Die Seite 3

Endlich!

Dr. Thomas Müller-Bohn, 
DAZ-Redakteur

Der lang erwartete Katalog der neuen pharmazeutischen Dienstleistungen ist endlich da. Mehr als drei Jahre nach den ersten Plänen für das spätere Vor-Ort-Apotheken-Stärkungsgesetz wird ein wesentlicher Inhalt dieses Gesetzes endlich konkretisiert. Die Idee für honorierte pharmazeutische Dienstleistungen reicht sogar in die Neunzigerjahre zurück. Diejenigen, die sich damals voller Euphorie für die Pharmazeutische Betreuung engagiert haben, mahnten schon vor dreißig Jahren, dass andere Länder viel weiter waren. Damals ging es um ein viel größeres Leistungspaket.
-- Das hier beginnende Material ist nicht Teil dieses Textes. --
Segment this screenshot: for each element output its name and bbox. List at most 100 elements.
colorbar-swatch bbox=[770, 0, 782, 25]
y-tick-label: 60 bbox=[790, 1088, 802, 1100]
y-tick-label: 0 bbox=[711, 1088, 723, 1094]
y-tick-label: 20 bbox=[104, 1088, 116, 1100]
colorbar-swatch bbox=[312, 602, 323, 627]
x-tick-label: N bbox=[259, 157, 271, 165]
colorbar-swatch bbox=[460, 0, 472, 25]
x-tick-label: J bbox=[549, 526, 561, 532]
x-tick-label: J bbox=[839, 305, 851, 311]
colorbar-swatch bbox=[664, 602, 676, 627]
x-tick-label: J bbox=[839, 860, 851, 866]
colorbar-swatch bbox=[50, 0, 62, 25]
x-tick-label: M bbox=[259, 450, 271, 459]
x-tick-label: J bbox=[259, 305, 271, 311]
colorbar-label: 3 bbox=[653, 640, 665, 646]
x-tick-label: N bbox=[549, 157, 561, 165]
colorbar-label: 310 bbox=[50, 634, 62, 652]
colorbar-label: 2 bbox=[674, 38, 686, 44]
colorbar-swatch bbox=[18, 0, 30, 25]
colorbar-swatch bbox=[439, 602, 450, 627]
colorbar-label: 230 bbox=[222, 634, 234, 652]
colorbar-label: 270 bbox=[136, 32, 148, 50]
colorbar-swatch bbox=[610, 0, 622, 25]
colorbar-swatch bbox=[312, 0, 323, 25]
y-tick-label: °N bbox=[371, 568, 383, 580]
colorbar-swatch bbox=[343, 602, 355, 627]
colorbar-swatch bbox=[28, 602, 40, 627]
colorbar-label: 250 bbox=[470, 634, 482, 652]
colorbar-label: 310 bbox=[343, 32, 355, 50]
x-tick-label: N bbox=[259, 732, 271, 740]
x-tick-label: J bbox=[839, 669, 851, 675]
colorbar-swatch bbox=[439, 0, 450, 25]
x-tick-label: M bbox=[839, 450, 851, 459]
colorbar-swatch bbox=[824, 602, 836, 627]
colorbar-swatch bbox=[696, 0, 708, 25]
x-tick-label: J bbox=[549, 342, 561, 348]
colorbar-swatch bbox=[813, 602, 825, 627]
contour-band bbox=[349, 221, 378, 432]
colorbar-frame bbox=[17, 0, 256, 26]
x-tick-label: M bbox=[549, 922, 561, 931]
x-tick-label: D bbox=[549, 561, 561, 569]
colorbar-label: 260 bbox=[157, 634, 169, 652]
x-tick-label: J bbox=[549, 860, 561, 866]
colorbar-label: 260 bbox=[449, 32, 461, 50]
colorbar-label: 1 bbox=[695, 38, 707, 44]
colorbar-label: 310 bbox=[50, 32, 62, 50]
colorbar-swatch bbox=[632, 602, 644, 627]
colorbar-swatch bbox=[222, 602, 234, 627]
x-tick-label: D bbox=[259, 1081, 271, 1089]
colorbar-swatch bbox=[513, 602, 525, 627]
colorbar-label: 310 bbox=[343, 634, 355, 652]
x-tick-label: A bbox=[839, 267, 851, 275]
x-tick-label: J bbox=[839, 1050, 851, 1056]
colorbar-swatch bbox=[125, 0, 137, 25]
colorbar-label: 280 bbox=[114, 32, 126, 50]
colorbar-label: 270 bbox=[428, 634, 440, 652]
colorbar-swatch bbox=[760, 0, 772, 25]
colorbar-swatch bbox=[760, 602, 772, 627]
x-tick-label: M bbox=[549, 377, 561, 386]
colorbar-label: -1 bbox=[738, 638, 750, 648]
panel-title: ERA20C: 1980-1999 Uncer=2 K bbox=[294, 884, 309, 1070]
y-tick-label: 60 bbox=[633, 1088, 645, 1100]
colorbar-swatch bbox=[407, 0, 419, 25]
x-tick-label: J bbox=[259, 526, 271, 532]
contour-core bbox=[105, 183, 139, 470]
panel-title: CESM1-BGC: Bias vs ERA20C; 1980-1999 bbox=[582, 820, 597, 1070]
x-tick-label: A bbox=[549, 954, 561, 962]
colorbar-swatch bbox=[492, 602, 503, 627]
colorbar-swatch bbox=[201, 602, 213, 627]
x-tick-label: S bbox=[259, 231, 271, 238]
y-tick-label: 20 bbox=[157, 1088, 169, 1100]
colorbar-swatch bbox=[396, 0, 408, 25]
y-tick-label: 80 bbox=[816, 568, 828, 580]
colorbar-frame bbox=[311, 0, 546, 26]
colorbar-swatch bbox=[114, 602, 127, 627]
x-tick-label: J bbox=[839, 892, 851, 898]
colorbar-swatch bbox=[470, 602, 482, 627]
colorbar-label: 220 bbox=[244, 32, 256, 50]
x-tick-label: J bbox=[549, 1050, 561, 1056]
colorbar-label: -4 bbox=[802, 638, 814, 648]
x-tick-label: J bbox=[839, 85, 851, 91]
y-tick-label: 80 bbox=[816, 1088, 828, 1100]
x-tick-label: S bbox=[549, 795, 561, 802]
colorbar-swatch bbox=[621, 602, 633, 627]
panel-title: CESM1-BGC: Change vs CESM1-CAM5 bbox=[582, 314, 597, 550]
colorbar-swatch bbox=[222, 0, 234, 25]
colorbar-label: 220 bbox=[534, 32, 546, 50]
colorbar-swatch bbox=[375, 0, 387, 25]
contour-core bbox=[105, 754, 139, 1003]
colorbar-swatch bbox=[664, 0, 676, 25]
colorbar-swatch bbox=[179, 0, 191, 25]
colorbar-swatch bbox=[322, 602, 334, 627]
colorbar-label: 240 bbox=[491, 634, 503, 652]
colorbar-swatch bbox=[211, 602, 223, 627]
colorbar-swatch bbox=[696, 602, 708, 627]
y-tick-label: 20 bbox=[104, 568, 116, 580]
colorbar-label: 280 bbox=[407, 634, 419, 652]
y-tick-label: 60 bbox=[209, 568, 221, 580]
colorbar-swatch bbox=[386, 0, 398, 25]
Doch die nun von der Schiedsstelle zusammengestellte Mischung aus einfacheren und komplexen Leistungen erscheint für den Start durchaus geeignet. Dabei geht es nicht „nur“ um neue Leistungen, sondern um einen doppelten Bewusstseinswandel: Erstens werden pharmazeutische Leistungen erstmals unabhängig von der Arzneimittelabgabe als eigenständige honorierungsfähige Tätigkeiten anerkannt. Das Arzneimittel ist nicht mehr der alleinige Auslöser für pharmazeutisches Handeln. Zweitens liegt die Entscheidung für diese Leistung nicht mehr beim Arzt, sondern in der Apotheke. Das pharmazeutische Personal entscheidet in eigener Verantwortung über ein Angebot, das anschließend von der GKV honoriert wird. Selbstverständlich ist dies an Voraussetzungen gebunden, aber das gilt bei anderen Leistungserbringern auch. Wie weit dabei der Rechtsanspruch der Patienten reicht, zählt zu den offenen Fragen. Dass die Apotheken damit ihre eigene Honorierung auslösen, nannte ABDA-Präsidentin Overwiening kürzlich einen Quantensprung. Künftig warten Apotheker nicht mehr nur auf Rezepte oder Kundenwünsche, sondern können aus eigener Initiative Leistungen anbieten und abrechnen. Das ermöglicht eine andere Ansprache der Patienten und fordert ein Umdenken in der Apotheke.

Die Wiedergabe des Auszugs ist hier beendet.